360° polarization control of terahertz spintronic emitters using uniaxial FeCo/TbCo2/FeCo trilayers

Abstract

Polarization control of THz light is of paramount interest for the numerous applications offered in this frequency range. Recent developments in THz spintronic emitters allow for a very efficient broadband emission, and especially unique is their ability of THz polarization switching through magnetization control of the ferromagnetic layer. Here we present an improved scheme to achieve full 360 degrees nearly coherent polarization rotation that does not require multipolar or rotating external magnetic bias nor complex cascaded emitters.
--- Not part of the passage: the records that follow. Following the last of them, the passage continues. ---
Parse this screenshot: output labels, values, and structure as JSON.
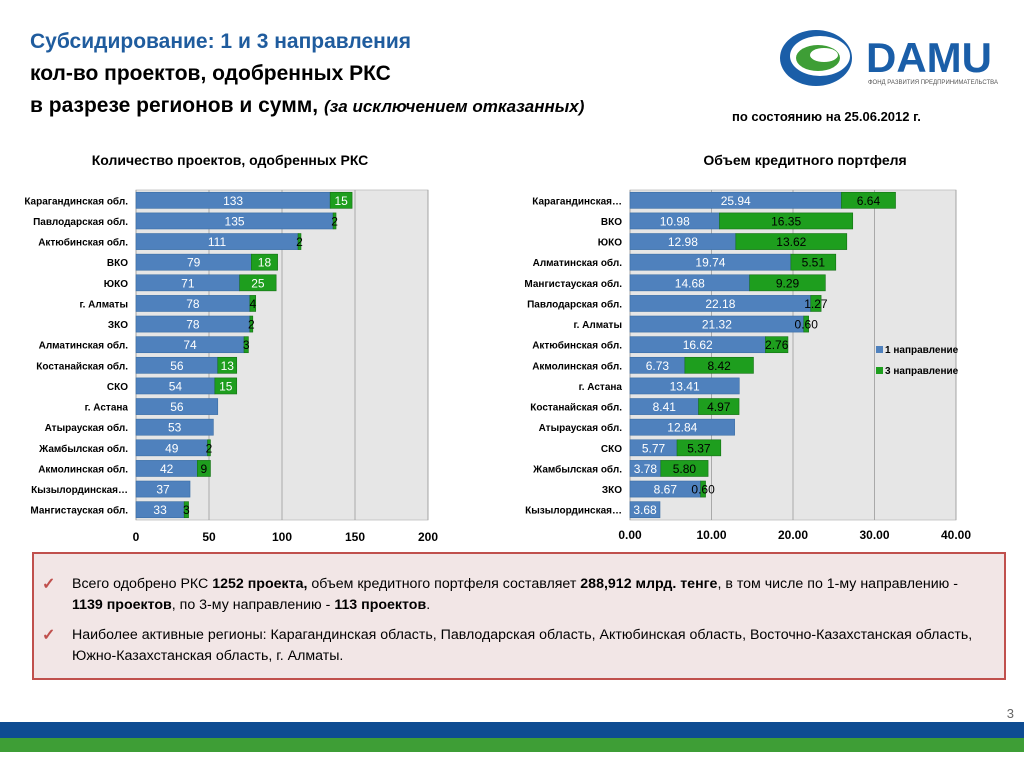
{
  "header": {
    "title_line1": "Субсидирование: 1 и 3 направления",
    "title_line2": "кол-во проектов, одобренных РКС",
    "title_line3": "в разрезе регионов и сумм,",
    "title_line3_italic": "(за исключением отказанных)",
    "as_of": "по состоянию на 25.06.2012 г."
  },
  "logo": {
    "text": "DAMU",
    "subtitle": "ФОНД РАЗВИТИЯ ПРЕДПРИНИМАТЕЛЬСТВА",
    "colors": {
      "blue": "#1A5EA8",
      "green": "#3E9E36"
    }
  },
  "colors": {
    "series1": "#4F81BD",
    "series3": "#1E9E1E",
    "plot_bg": "#E6E6E6"
  },
  "chart_data": [
    {
      "type": "bar",
      "orientation": "horizontal",
      "stacked": true,
      "title": "Количество проектов, одобренных РКС",
      "categories": [
        "Карагандинская обл.",
        "Павлодарская обл.",
        "Актюбинская обл.",
        "ВКО",
        "ЮКО",
        "г. Алматы",
        "ЗКО",
        "Алматинская обл.",
        "Костанайская обл.",
        "СКО",
        "г. Астана",
        "Атырауская обл.",
        "Жамбылская обл.",
        "Акмолинская обл.",
        "Кызылординская…",
        "Мангистауская обл."
      ],
      "series": [
        {
          "values": [
            133,
            135,
            111,
            79,
            71,
            78,
            78,
            74,
            56,
            54,
            56,
            53,
            49,
            42,
            37,
            33
          ]
        },
        {
          "values": [
            15,
            2,
            2,
            18,
            25,
            4,
            2,
            3,
            13,
            15,
            0,
            0,
            2,
            9,
            0,
            3
          ]
        }
      ],
      "xlim": [
        0,
        200
      ],
      "xticks": [
        "0",
        "50",
        "100",
        "150",
        "200"
      ],
      "legend": "none",
      "grid": true
    },
    {
      "type": "bar",
      "orientation": "horizontal",
      "stacked": true,
      "title": "Объем кредитного портфеля",
      "categories": [
        "Карагандинская…",
        "ВКО",
        "ЮКО",
        "Алматинская обл.",
        "Мангистауская обл.",
        "Павлодарская обл.",
        "г. Алматы",
        "Актюбинская обл.",
        "Акмолинская обл.",
        "г. Астана",
        "Костанайская обл.",
        "Атырауская обл.",
        "СКО",
        "Жамбылская обл.",
        "ЗКО",
        "Кызылординская…"
      ],
      "series": [
        {
          "name": "1 направление",
          "values": [
            25.94,
            10.98,
            12.98,
            19.74,
            14.68,
            22.18,
            21.32,
            16.62,
            6.73,
            13.41,
            8.41,
            12.84,
            5.77,
            3.78,
            8.67,
            3.68
          ]
        },
        {
          "name": "3 направление",
          "values": [
            6.64,
            16.35,
            13.62,
            5.51,
            9.29,
            1.27,
            0.6,
            2.76,
            8.42,
            0,
            4.97,
            0,
            5.37,
            5.8,
            0.6,
            0
          ]
        }
      ],
      "xlim": [
        0,
        40
      ],
      "xticks": [
        "0.00",
        "10.00",
        "20.00",
        "30.00",
        "40.00"
      ],
      "legend": "right",
      "grid": true
    }
  ],
  "summary": {
    "bullet1": [
      {
        "t": "Всего одобрено РКС ",
        "b": false
      },
      {
        "t": "1252 проекта,",
        "b": true
      },
      {
        "t": " объем кредитного портфеля составляет ",
        "b": false
      },
      {
        "t": "288,912 млрд. тенге",
        "b": true
      },
      {
        "t": ", в том числе по 1-му направлению -  ",
        "b": false
      },
      {
        "t": "1139 проектов",
        "b": true
      },
      {
        "t": ", по 3-му направлению - ",
        "b": false
      },
      {
        "t": "113 проектов",
        "b": true
      },
      {
        "t": ".",
        "b": false
      }
    ],
    "bullet2": "Наиболее активные регионы: Карагандинская область, Павлодарская область, Актюбинская область, Восточно-Казахстанская область, Южно-Казахстанская область, г. Алматы."
  },
  "page_number": "3"
}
By replacing the FM layer of the spintronic emitter with a carefully designed FeCo/TbCo2/FeCo anisotropic heterostructure, we experimentally demonstrate Stoner-Wohlfarth-like coherent rotation of the THz polarization over a full 2 pi azimuth only by a bipolar variation of the strength of the hard axis field, and with only a negligible decrease in the emission efficiency as compared to standard Pt/CoFeB/W inverse spin Hall emitters. THz measurements are in agreement with our model of the nonperfect Stoner-Wohlfarth behavior. These emitters are well adapted for the implementation of polarimetric characterization not requiring any mechanically rotating polarizing elements. An example is given with the characterization of the birefringence in a quartz plate.